Oh, hot diggity. Another one of these. I challenge anybody to offer some new observation about the Scream franchise. I think I’d question how Neve Campbell still looks wonderful while Courteney Cox looks like a trainwreck, but we all know why this is the case. As for the franchise itself; it features a core of actors who really don’t seem to appear in other films, which is almost never a good sign. How many more times can you get away with making the same movie?
Wait. We know the answer to that one, too.
The big deal this time around is that one of the original Ghostfacers, Stu (Matthew Lillard), did not die and is haunting our ever-surviving heroine, Sidney (Campbell). If this were real life, I think I’d be quite pissed off if I were Sidney. Every four or five years, some asshole into cosplay and copycat crimes shows up to eviscerate you because … all previous attempts were failures? That hardly seems right. What exactly is Sidney supposed to be learning from this? Never to go out with Billy Loomis thirty years ago? What’s up with that?
So the deal is that Stu Macher’s original house (surprisingly absent a neighborhood) has been restored for a combo Airbnb/Museum. The couple that rents it finds to their (horror?) (delight?) that they are now targets themselves to the latest Ghostface iteration. The girlfriend in this scenario has an especially dramatic death, falling from a chandelier two stories up onto the Ghostface knife. I swear if I’m gonna die anyway, I would have aimed for his head.
Meanwhile, Sidney has built a calm life in a small town. That’s gonna change. She gets a face time call from -what appears to be- Stu, risen from the grave and hot for revenge. Again, revenge for what? I swear I never understand these douchebags, fictional or otherwise. YOU KILLED PEOPLE. SOMEBODY YOU FAILED TO KILL DEFENDED HERSELF. Now you want “revenge” for that? What the Hell? It’s like the entire Trump administration in fictional form.
The worst part of this film comes next. Not necessarily because Ghostface attacks the high school that Sidney’s daughter Tatum attends, but that Ghostface immediately kills Tatum’s friend Hannah, played by McKenna Grace, easily the best talent in this lot.
Noting the talent void, Courteney Cox shows up, immediately reprising her role as Gale, the reporter who always gets too close to the action.
I think this time I felt a little more for the people getting killed. Most seemed of
the wrong-place-wrong-time variety, which strikes me as a tad unfair. Again, what is the lesson here?
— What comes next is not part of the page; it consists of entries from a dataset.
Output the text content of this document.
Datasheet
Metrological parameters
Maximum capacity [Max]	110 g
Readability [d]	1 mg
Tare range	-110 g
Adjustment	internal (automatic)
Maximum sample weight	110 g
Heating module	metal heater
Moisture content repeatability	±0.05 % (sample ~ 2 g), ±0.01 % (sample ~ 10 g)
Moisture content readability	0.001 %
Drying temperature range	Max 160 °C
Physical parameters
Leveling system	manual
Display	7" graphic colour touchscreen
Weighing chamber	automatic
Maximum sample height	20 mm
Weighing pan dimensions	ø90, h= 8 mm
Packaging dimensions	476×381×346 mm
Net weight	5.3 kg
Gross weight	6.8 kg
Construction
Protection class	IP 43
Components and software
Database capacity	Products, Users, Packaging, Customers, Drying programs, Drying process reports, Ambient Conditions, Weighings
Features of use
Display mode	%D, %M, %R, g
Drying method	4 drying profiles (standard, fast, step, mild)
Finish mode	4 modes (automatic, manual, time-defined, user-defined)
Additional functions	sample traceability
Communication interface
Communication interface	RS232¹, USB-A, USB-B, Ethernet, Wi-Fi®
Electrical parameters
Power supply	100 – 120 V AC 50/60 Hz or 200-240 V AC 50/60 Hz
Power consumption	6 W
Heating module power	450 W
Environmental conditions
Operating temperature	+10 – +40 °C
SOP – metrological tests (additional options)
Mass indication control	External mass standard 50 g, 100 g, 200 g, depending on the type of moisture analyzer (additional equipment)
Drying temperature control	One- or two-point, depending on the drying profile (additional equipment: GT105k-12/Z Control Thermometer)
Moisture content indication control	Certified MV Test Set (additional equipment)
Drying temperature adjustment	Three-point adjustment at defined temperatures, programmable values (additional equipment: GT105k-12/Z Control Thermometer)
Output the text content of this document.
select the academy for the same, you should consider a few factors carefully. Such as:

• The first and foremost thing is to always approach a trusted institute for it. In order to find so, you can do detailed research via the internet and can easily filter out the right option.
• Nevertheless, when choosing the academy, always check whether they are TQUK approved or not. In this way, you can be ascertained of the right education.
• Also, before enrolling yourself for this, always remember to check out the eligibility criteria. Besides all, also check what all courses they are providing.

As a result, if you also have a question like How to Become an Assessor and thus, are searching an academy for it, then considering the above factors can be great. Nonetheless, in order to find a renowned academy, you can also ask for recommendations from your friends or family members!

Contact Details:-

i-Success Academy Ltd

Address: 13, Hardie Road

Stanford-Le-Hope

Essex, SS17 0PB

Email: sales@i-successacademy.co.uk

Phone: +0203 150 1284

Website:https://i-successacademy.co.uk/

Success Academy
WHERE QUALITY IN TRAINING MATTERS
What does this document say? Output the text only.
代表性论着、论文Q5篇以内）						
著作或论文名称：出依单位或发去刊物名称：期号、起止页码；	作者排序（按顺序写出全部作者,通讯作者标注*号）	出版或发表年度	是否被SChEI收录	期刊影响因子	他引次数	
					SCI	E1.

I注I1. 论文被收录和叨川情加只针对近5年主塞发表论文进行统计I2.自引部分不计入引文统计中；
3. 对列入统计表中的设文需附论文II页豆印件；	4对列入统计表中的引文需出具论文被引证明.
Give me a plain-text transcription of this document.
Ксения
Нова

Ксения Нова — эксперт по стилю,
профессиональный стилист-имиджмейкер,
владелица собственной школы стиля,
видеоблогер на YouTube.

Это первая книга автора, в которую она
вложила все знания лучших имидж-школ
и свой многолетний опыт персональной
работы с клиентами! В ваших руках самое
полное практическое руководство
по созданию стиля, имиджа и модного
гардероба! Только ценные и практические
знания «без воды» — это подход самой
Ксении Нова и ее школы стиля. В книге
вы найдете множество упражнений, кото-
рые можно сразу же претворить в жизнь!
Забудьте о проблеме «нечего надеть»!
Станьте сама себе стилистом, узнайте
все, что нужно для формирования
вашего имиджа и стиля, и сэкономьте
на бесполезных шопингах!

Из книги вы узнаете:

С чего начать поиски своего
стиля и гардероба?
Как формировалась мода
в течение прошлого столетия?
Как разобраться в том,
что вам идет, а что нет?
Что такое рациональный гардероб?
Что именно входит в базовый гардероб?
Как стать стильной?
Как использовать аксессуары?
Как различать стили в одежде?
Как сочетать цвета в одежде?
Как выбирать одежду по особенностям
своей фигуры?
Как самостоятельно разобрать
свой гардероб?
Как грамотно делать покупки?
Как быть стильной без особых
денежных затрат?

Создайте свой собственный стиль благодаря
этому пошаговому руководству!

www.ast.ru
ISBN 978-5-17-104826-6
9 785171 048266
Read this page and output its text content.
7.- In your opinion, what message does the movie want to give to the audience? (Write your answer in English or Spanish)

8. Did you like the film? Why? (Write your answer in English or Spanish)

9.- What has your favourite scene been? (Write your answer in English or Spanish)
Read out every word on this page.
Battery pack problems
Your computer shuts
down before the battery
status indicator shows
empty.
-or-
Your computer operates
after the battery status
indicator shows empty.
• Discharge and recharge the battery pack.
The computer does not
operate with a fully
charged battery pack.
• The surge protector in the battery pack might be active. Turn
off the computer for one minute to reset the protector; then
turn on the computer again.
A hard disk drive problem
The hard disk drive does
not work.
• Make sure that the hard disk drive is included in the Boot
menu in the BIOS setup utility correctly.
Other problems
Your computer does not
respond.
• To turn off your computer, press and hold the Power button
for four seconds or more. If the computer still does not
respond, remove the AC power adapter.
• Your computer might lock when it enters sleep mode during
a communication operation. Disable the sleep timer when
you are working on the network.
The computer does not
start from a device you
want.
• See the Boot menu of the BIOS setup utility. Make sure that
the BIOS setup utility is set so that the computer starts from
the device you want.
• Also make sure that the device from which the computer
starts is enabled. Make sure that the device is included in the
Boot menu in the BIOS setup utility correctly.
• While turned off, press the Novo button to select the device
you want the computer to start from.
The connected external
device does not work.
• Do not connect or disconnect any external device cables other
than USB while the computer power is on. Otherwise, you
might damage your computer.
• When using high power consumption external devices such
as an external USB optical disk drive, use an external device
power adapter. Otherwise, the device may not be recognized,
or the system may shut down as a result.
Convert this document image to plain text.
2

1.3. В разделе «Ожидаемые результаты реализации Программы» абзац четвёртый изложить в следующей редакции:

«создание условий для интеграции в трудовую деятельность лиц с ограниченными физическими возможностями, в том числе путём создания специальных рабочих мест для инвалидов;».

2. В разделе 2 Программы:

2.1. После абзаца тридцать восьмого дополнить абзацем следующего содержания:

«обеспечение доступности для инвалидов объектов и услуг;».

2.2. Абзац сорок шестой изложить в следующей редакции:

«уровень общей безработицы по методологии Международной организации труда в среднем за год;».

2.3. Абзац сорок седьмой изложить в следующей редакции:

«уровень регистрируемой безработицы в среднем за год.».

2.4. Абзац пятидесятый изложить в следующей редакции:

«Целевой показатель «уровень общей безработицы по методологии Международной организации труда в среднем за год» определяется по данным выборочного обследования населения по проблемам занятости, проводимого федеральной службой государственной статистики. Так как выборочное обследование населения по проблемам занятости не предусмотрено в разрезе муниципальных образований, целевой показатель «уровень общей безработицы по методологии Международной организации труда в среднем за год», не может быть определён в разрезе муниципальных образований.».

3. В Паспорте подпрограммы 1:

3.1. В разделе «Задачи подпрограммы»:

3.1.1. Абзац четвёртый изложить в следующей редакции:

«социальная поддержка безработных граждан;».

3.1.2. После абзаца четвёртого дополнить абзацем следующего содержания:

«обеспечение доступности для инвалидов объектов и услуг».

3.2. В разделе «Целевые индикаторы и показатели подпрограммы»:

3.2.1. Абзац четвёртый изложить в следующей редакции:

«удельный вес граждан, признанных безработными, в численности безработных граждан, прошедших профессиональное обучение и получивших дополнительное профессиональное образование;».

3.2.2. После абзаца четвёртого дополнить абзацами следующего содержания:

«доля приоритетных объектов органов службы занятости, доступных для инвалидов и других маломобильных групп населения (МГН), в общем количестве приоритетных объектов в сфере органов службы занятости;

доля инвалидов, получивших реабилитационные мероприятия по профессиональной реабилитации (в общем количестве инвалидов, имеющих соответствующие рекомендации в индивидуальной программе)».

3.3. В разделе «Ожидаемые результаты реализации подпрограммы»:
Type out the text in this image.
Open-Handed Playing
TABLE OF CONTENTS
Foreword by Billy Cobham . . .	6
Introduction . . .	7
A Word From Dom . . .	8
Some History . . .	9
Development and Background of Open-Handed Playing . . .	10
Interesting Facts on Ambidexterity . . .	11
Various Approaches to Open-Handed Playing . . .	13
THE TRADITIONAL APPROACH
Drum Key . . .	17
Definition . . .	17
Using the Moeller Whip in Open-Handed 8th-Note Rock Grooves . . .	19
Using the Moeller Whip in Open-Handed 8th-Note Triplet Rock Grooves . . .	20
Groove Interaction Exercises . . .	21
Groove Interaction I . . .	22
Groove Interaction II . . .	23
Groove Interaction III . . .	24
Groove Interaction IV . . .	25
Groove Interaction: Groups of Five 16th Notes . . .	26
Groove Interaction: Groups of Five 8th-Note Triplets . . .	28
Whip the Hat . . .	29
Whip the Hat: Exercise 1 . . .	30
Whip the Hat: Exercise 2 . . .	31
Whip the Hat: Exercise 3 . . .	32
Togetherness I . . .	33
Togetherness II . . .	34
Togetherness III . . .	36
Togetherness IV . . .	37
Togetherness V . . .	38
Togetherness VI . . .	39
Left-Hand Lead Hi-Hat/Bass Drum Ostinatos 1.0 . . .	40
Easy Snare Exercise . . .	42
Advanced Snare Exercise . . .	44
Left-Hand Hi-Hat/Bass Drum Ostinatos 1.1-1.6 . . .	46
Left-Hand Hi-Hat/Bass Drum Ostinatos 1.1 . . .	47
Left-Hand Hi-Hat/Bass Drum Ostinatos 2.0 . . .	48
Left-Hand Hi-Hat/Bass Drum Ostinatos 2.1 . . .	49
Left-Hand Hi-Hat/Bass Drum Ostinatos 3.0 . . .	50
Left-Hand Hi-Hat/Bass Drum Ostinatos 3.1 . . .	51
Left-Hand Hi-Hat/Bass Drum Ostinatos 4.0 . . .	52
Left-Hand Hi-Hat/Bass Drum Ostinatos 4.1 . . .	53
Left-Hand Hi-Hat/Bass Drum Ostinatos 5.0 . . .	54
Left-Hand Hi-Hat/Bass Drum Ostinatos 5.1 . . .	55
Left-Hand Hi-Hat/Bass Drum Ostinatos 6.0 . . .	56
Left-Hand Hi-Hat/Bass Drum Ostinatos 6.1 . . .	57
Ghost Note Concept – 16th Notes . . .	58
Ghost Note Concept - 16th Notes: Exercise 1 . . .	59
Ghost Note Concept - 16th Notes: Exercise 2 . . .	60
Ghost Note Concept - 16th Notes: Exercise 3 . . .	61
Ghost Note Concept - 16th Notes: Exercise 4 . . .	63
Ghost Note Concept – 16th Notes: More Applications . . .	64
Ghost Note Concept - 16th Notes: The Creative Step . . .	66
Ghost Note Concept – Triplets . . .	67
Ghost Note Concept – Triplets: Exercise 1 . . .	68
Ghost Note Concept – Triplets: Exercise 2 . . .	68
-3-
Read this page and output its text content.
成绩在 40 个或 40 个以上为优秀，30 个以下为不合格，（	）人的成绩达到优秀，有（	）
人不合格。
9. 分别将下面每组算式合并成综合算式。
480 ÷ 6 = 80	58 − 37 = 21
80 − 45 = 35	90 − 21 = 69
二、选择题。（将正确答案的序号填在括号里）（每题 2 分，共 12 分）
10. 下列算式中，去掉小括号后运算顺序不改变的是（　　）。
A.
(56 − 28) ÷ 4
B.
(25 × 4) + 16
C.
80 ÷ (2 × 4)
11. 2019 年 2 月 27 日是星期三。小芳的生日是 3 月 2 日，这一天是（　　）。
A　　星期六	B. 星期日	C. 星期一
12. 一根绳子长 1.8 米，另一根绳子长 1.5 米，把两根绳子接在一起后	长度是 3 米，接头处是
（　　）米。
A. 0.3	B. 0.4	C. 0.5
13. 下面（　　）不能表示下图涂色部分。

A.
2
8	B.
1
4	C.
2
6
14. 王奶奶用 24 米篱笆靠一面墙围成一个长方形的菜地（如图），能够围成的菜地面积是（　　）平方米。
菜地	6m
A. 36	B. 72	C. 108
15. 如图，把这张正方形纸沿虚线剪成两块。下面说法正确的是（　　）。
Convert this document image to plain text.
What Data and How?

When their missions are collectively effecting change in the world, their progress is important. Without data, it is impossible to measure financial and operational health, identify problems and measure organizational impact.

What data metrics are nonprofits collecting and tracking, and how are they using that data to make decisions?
If you’re following Ghostface for a story, sure, you’re fair game. If you’re tempting fate or taunting/defying killers or being unnecessarily reckless, sure, the rules say you’re fair game in the slasher frenzy. But it seemed to me that many of the victims in this film were sticking to larger groups, not necessarily tempting the slasher gods or even having pre-marital sex. What’s the rule then?
I liked Sidney and her daughter; I definitely wanted them to survive, and there was a bit of thin wall fun and “is he dead?” fun and “don’t go in there” fun? But the general impression of Scream 7 is a film where we torture Sidney for no good reason, and the conclusion is especially irritating given what I just said. Is Scream 7 a terrible film? No. It’s better than most slashers, but that’s a low bar. Was there a need for Scream 7? Not at all. Will Scream 7 entertain you? Probably.
There once was a killer, Ghostface
Wore a mask so easy to replace
This recycled psycho male
Still missed his white whale
So Sidney is ever the subject of the chase
Rated R, 114 Minutes
Director: Kevin Williamson
Writer: Kevin Williamson, Guy Busick, James Vanderbilt
Genre: Scary scary stabby stabby
Type of being most likely to enjoy this film: Pointy things junkies
Type of being least likely to enjoy this film: Haven’t we had enough of slasher films by now?